The 64 then took us through the very busy Port at the tip of Geiranger Fjord and this was were the road started to climb for the 3rd time.  Once again it was very narrow but here it was also strewn with hikers and sightseers from the Cruise ships so the situation could only really be described as treacherous! However, with a little common courtesy it was quite manageable, but unfortunately not everyone has this very desirable trait as proven by one of the motorhomes coming towards us!   The gap that he was driving towards (at the side of us) just wasn't big enough for him to pass and he could easily have waited where he was for a second or two to allow us to pass him, but he just kept on rolling towards us which resulted in my shouting and gesticulating at him while trying to grab our already poorly wing mirror!  Luckily I managed to pull it in just in time and no more harm was done to either van but what John called him is quite unprintable!

A borrowed pic!
A coach that got wedged on one of the bends
He had to shunt several times to get round!
This part of our journey was definitely the most challenging and much more technical than what had gone before - it certainly wouldn't be suitable for a faint hearted  or inexperienced driver!

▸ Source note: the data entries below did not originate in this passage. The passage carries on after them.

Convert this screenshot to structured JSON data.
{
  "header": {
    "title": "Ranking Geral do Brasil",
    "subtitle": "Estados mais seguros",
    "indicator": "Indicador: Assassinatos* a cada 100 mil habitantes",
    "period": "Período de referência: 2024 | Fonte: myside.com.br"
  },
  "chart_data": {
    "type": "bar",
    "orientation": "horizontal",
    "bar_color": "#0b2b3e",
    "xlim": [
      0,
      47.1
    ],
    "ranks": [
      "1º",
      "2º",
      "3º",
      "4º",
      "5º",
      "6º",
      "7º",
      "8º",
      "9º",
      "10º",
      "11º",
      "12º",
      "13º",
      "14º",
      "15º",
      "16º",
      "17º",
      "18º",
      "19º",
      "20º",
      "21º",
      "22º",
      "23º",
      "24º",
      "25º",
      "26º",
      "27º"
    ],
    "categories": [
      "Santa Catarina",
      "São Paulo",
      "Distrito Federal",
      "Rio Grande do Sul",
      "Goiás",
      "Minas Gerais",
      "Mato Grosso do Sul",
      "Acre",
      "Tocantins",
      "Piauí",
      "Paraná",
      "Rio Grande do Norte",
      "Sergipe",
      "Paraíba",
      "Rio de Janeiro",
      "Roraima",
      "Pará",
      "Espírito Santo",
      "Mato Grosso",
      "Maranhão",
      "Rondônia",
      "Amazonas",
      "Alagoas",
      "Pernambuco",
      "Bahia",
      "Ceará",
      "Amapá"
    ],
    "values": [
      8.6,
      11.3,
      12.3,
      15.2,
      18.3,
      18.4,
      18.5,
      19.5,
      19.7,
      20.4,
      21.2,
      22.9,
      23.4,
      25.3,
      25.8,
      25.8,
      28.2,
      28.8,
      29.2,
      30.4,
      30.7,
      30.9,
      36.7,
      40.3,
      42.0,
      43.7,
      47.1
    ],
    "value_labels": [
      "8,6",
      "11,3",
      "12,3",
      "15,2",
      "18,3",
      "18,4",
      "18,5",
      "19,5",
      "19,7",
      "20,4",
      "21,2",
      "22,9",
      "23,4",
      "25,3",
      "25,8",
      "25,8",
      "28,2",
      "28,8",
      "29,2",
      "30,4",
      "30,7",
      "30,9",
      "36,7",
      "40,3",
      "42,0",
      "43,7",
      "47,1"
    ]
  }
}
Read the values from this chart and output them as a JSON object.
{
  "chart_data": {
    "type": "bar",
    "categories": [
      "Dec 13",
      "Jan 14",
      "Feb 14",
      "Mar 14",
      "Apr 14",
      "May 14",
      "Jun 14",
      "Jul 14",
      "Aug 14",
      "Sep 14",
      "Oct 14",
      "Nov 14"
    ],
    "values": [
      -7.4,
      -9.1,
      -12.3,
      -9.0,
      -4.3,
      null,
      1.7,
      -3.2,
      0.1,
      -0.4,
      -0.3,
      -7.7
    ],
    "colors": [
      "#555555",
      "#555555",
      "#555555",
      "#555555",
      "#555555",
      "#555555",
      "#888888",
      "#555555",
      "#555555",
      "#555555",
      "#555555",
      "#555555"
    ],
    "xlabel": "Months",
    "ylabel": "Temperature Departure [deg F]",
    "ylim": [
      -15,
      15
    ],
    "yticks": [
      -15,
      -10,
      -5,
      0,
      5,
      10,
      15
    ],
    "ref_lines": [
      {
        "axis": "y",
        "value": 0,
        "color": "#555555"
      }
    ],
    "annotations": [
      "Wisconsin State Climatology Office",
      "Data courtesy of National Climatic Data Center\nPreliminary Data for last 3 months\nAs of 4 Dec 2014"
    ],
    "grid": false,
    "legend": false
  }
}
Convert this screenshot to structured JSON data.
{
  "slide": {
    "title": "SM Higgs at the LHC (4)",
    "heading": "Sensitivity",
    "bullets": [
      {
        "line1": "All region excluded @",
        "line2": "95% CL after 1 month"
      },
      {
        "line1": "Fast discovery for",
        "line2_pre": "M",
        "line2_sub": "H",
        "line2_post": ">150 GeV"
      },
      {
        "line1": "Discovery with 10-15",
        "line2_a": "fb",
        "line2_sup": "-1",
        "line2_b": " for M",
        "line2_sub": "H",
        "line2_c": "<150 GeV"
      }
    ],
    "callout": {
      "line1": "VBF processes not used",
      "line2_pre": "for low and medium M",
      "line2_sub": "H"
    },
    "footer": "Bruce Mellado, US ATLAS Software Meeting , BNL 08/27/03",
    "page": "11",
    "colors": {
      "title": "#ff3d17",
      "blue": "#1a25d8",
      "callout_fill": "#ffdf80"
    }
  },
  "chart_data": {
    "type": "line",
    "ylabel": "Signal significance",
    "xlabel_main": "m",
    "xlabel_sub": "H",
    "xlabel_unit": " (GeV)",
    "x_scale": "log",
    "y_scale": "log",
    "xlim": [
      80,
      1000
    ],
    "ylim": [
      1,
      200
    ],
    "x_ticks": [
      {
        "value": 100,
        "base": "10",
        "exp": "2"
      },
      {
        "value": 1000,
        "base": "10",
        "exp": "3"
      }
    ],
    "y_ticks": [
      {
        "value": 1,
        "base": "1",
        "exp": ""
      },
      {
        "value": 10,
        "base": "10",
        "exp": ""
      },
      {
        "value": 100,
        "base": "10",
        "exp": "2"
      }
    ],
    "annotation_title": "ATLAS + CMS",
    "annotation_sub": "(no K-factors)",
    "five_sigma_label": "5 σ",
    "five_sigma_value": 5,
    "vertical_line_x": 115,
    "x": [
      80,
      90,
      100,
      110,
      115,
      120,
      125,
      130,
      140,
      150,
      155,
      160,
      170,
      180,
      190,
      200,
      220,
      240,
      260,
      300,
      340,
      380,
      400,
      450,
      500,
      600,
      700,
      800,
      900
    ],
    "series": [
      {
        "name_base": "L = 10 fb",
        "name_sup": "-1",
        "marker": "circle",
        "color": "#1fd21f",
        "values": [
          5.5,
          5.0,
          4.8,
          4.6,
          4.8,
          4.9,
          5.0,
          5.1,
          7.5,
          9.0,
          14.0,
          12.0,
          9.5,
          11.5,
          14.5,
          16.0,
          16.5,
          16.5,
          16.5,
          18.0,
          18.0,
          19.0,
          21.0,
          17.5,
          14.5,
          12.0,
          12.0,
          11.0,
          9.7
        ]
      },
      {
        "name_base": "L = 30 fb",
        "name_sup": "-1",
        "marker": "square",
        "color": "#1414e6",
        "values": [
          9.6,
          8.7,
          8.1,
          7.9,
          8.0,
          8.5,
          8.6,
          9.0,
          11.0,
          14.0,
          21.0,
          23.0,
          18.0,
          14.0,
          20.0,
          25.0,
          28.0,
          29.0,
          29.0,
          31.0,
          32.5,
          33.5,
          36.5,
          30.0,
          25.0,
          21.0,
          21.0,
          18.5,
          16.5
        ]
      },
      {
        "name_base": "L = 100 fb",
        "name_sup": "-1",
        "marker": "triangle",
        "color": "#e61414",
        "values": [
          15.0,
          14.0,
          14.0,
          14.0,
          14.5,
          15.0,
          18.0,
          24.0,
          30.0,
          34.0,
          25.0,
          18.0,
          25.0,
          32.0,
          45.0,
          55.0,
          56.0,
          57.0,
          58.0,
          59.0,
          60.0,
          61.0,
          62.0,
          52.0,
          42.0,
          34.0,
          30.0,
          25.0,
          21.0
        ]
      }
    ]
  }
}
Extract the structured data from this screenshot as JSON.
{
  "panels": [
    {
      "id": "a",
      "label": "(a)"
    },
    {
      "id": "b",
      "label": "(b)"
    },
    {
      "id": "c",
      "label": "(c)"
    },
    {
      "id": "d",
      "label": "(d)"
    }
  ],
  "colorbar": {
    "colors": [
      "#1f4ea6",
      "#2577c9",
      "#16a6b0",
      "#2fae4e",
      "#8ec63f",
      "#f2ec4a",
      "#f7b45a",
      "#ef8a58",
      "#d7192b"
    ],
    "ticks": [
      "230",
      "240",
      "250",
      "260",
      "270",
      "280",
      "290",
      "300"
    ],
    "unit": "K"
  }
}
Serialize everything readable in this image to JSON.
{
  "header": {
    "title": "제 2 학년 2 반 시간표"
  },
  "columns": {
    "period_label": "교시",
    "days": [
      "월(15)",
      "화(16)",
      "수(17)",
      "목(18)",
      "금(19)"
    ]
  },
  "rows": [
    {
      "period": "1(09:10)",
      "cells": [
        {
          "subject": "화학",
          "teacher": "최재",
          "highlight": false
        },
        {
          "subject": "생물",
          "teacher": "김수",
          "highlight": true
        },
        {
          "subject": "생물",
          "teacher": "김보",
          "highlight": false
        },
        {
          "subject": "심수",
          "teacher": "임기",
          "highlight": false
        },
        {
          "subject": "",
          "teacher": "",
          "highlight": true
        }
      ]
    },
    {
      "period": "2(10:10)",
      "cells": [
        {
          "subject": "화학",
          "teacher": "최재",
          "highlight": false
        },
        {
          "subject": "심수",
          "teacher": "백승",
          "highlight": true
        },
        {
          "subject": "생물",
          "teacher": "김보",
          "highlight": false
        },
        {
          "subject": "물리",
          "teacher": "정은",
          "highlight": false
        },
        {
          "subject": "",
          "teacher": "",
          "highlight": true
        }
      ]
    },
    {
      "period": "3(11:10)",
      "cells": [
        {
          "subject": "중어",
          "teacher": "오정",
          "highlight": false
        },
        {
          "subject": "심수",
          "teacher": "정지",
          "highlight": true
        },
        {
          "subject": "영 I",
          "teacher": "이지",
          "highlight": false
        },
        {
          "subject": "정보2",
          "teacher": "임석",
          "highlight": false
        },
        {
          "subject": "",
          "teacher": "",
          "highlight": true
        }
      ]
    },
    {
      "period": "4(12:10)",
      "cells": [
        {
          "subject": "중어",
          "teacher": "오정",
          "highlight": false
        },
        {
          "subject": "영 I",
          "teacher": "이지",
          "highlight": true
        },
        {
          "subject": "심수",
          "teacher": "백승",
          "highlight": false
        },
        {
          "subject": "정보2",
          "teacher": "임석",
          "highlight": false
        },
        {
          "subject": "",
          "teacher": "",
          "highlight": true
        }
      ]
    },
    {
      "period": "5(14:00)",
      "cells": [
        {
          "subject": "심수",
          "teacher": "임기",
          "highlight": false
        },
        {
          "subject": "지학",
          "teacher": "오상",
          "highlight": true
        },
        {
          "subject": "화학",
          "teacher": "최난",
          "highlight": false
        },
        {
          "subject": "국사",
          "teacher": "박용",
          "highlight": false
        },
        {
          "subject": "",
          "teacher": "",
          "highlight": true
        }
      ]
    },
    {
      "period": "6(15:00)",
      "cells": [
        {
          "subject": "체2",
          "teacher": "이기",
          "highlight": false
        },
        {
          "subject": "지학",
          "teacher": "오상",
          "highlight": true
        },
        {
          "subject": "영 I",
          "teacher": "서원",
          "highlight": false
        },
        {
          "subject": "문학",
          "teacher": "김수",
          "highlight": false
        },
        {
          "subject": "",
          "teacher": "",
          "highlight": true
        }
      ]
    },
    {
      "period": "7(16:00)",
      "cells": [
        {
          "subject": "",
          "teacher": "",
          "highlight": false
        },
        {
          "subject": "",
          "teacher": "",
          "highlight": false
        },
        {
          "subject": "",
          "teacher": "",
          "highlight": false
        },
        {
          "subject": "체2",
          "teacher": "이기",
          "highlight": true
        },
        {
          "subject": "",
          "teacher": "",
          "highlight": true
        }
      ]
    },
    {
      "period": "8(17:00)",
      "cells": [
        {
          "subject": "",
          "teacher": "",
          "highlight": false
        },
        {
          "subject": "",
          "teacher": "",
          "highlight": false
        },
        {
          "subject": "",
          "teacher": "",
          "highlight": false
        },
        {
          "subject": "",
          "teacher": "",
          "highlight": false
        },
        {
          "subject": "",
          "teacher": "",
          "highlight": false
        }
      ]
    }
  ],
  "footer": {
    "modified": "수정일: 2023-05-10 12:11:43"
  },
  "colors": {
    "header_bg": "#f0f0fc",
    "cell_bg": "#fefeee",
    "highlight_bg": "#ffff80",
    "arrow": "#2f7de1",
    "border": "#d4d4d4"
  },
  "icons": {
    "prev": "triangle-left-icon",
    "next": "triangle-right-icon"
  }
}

We continued to climb slowly often having to squeeze in for what seemed like dozens of coaches coming in the opposite direction, but as we neared the top of the mountain we realised why.  There is a view point called Daisnibba Utsiktspunkt right at the very top, but just before you get there the road splits to allow you to either go up to the viewing platform (for which you have to pay a toll), or to start you decent.  All the coaches were obviously sightseeing ones from the cruise ships because they all went that way, so because of the obvious over crowding we did the opposite and started going down the other side!

Then once we got to the very end of route 63 we found a perfect wild camp site in another Resteplass.  It overlooks a small lake and has waterfalls gushing down the mountain so from our windows we've got lovely views.  Therefore, T4rdis2's ignition keys were quickly hung up for the day and the kettle was soon steaming!

T4rdis2 loves the free places!

Friday 3rd August 2018 ☁☁☂🌧️☂🌧️☁⛅☂🌧️☁☁
Mileage 35 from a Resteplass in the mountains at the bottom of Route 63 to Melkevoll Bretun Camp
Parking Co-ordinates 61.66462, 6.81564

The start of today's trip along Route 15 presented itself in much the same way as yesterday!  However, the main difference was that the first 15 kilometres were almost completely underground as we traversed through 4 separate long tunnels that hardly allowed us to come up for air!  The narrow dark tunnels swallowed us up into their gloomy interiors, but just before entering them we caught glimpses of the mountains through which they burrowed - and to say they reached skywards was an understatement.

Anyway, once we could see the light of day more steep slopes, hairpin bends and waterfalls presented themselves as we headed for the town of Stryn to do some much needed shopping.

Whoops, shame about the dashboard reflections
Once our restocking was complete we continued our journey alongside the green waters of Nord Fjord as we headed first towards the town of Leon which is right at the Fjord's tip, and then on towards Melkevol Bretun Camp Site where we're going to have some down time from travelling for the next 4 days.

It's a wonderful place but I'm not going to tell you about it now cos this blog is quite long enough already - mostly due to lack of wifi connection over the last few day!